They say money cannot buy happiness. But everyone eventually comes to the realisation that in the world we live in, this is a lie. Who hasn’t felt the thrill of retail therapy – feeling joy from purchasing something they have always desired, from expensive clothes to delicious dessert? It is difficult to persuade a starving person that “money cannot buy happiness” when even a small donation could mean that person being happy from a full stomach.
Of course, this is a literal explanation of the saying. The lesson from the saying is more that money is not the only thing that can buy happiness. Some of the greatest joys a human being can experience – such as connection, love and humour – are virtually free.
That being so, having money gives you the luxury of being able to enjoy even the free things more, because there is one resource that money can buy and that is time. If you are spending less time having to earn a living, then you have more free time to enjoy hobbies and social activities that will bring you happiness. Ergo, money does not equal happiness, but it sure helps your happiness to have enough money.
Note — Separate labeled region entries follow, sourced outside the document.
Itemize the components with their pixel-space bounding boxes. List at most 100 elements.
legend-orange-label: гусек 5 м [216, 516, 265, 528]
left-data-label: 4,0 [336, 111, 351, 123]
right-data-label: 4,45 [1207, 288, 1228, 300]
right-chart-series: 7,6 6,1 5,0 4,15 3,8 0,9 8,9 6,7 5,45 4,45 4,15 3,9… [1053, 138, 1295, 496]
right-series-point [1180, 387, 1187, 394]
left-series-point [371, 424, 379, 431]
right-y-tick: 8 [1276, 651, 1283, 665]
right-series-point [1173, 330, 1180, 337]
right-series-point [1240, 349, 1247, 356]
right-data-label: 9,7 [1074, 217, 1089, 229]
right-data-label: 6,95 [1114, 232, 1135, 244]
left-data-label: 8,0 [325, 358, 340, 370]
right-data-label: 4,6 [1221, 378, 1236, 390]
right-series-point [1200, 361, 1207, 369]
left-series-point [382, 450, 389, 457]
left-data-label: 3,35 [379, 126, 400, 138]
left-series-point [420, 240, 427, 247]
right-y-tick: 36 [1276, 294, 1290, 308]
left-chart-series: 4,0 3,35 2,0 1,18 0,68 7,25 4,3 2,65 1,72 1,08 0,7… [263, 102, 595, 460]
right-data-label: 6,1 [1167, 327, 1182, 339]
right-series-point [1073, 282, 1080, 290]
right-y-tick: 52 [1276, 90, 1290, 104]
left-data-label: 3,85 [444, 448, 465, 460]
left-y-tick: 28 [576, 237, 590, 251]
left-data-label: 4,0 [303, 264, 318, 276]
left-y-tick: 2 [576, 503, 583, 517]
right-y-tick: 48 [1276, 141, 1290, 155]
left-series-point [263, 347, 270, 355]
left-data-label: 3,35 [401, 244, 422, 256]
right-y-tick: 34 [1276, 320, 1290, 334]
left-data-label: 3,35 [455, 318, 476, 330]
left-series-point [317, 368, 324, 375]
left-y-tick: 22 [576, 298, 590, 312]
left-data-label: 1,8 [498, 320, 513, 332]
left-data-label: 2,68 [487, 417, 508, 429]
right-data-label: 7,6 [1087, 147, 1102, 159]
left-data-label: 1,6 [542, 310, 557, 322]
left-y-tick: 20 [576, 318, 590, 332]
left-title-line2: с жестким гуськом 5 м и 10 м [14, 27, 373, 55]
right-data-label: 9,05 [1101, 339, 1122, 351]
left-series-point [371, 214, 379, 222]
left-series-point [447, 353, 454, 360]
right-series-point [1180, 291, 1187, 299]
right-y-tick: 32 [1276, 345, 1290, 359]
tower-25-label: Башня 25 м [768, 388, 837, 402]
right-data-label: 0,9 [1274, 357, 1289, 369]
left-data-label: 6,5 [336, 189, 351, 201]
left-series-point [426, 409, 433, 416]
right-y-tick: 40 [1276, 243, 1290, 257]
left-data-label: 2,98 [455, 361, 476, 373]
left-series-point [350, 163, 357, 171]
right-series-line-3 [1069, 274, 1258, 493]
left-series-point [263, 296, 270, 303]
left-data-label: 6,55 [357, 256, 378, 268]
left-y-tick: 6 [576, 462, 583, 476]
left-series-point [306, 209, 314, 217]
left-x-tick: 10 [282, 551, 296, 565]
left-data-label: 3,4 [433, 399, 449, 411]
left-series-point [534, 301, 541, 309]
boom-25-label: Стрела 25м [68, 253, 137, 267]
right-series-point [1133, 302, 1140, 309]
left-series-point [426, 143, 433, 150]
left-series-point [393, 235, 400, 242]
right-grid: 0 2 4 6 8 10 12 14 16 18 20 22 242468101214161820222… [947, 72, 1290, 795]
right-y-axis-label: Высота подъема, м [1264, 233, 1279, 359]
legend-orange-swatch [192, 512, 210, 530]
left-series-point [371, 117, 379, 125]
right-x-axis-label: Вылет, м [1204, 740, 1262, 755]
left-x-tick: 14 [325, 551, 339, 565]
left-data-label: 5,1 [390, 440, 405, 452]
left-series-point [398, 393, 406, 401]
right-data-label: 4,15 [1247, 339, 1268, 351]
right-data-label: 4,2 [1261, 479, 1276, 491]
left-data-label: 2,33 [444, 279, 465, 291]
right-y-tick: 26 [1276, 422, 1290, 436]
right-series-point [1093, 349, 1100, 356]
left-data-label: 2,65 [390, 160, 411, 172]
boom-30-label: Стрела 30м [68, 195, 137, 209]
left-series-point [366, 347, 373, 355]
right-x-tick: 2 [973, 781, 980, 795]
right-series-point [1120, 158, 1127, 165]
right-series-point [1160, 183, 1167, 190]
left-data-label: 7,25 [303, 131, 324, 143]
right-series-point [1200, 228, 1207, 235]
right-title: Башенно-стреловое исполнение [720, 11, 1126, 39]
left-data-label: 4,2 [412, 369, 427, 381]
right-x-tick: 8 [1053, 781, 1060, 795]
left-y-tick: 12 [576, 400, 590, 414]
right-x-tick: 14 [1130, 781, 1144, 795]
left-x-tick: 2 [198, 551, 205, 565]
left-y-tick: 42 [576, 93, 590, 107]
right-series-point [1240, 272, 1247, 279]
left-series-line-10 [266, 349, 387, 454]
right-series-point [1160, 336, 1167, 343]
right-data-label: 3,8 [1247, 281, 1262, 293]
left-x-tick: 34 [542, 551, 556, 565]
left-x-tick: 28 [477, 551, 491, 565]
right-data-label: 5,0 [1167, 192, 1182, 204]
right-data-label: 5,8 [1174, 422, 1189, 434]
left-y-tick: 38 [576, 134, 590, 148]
As mentioned above, money can bring direct happiness as well from purchasing things. However, most of the “happiness” we receive from buying things is from dopamine, meaning it is short-lived and not sustainable.
A better use of your money is purchasing experiences. If you spend your money to go travelling or do an activity like skydiving, the happiness you feel will be linked to the memory and you will be able to reminisce about it in the future. And if you cannot afford an expensive adventure, you can still buy a cup of coffee and catch up with a friend.